Speaker: Sara Barahona Quirós.

Abstract: Sound event detection is the task that aims to automatize the human’s ability of recognizing sound events in the environment by their particular acoustic information. For this purpose, deep learning techniques are employed to build systems that are capable of localizing relevant sound events in an audio clip.

This Master’s Thesis focuses on building a system and evaluating it in the Task 4 of the DCASE (Detection and Classification of Acoustic Scenes and Events) challenge, in which the DESED (Domestic Environment Sound Event Detection) dataset is employed to detect domestic sound events. For the task in question, is crucial to exploit both local and global context for identifying all types of sound events. Therefore, the proposed approach is a Conformer-based system, which is able to extract global and local features in a single architecture by employing attention mechanisms and convolutional networks.

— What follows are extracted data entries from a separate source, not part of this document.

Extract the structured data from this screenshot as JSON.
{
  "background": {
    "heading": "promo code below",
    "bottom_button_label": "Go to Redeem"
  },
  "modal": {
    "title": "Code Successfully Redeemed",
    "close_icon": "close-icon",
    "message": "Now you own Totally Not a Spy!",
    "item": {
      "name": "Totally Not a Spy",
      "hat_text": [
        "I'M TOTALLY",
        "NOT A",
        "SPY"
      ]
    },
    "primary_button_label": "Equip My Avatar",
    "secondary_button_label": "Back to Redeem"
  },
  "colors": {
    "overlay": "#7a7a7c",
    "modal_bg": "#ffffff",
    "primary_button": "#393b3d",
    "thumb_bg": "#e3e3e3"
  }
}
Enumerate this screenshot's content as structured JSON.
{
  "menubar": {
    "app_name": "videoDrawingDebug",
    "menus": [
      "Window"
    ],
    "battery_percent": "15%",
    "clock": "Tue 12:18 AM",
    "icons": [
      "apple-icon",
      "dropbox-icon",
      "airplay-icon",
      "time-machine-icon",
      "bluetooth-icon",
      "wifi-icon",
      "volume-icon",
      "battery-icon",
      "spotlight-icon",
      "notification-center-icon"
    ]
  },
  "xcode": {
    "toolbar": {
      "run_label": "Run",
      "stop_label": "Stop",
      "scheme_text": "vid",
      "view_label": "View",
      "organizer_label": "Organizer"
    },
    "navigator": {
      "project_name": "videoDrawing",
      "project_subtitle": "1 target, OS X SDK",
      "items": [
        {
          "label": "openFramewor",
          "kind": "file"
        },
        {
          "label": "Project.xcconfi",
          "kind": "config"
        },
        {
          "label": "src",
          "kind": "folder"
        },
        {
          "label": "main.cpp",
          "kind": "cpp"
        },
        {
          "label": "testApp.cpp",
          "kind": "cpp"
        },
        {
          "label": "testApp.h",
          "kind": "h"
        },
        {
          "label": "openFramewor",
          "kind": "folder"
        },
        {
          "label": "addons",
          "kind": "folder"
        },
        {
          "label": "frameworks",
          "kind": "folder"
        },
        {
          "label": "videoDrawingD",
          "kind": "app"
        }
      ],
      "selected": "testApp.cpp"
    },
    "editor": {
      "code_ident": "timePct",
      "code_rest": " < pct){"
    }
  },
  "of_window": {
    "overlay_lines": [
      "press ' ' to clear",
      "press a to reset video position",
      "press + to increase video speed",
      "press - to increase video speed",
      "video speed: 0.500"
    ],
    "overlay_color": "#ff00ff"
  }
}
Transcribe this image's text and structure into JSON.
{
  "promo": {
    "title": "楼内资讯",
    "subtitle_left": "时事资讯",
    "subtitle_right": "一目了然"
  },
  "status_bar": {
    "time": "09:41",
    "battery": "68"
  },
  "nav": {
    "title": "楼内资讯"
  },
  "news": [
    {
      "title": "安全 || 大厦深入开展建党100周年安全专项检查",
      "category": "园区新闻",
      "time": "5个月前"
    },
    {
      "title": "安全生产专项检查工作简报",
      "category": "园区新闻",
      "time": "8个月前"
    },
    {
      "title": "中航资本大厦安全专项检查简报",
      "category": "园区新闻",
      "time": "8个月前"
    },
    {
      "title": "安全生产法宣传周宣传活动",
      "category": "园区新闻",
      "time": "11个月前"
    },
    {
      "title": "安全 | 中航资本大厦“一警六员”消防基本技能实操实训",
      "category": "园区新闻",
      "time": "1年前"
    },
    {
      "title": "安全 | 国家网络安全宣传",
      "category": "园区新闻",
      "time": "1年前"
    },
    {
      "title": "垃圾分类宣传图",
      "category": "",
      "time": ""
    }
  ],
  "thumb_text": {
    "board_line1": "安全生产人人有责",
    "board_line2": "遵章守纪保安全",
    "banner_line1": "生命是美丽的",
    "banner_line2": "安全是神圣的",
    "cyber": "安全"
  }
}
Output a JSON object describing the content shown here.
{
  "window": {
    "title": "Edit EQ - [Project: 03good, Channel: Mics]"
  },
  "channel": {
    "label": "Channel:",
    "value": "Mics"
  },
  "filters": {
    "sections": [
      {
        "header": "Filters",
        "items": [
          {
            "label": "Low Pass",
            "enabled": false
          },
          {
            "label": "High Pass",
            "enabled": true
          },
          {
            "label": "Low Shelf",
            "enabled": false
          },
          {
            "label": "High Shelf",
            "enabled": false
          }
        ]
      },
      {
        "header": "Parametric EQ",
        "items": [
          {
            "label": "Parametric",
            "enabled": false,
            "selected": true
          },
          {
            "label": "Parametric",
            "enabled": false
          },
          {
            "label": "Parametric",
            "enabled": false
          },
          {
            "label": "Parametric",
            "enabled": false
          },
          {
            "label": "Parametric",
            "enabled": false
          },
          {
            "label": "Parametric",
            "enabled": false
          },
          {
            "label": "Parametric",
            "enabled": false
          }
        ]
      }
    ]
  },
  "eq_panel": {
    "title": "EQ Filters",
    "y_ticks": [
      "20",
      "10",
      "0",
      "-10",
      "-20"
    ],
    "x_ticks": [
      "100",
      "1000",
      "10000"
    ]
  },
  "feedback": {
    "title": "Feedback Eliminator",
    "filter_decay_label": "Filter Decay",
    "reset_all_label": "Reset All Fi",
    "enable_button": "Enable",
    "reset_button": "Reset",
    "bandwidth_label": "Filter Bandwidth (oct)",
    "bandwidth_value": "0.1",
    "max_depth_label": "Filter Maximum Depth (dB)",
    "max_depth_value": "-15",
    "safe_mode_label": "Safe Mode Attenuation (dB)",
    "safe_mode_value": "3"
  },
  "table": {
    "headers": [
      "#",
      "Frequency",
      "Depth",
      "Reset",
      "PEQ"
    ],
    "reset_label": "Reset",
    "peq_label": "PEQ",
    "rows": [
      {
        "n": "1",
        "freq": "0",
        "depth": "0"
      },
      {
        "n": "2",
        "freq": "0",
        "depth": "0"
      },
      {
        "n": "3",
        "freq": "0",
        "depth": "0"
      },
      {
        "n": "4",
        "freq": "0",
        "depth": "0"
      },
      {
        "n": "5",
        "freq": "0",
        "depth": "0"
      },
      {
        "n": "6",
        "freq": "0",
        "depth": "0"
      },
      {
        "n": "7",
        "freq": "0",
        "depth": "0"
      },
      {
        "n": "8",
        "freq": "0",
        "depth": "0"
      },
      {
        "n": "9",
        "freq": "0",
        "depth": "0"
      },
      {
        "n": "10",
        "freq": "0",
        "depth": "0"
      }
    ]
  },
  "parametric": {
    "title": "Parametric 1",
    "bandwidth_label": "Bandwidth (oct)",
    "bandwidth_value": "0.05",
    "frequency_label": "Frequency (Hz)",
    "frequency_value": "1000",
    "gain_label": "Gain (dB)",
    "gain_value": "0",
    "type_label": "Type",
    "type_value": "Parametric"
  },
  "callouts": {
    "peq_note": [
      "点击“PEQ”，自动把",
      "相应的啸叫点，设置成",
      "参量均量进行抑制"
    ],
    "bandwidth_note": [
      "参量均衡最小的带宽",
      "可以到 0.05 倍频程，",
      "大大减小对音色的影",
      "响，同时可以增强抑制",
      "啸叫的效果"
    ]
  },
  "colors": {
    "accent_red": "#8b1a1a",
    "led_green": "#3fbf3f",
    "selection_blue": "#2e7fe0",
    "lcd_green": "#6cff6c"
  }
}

Besides, different time-frequency resolution models are defined by modifying their feature extraction stage, with the aim of studying their effects on the detection of diverse sound event categories. Additionally, the single-resolution models are combined to build a multi-resolution system. By doing this, the results are enhanced as certain classes benefit from different resolution points. We further improve the performance by defining a class-wise post-processing, based on thresholding and median filtering, in which the final scores are transform into activation sequences. Moreover, for this class-wise post-processing different objective metrics are studied.

The performance of the different models trained for this task is shown by evaluating them with the two PSDS (Polyphonic Sound Detection Score) scenarios proposed for the DCASE challenge. The results show the effectiveness of employing a Conformer based model over other architectures as well as the benefits of the multi-resolution approach, which significantly outperforms the models trained with a single resolution.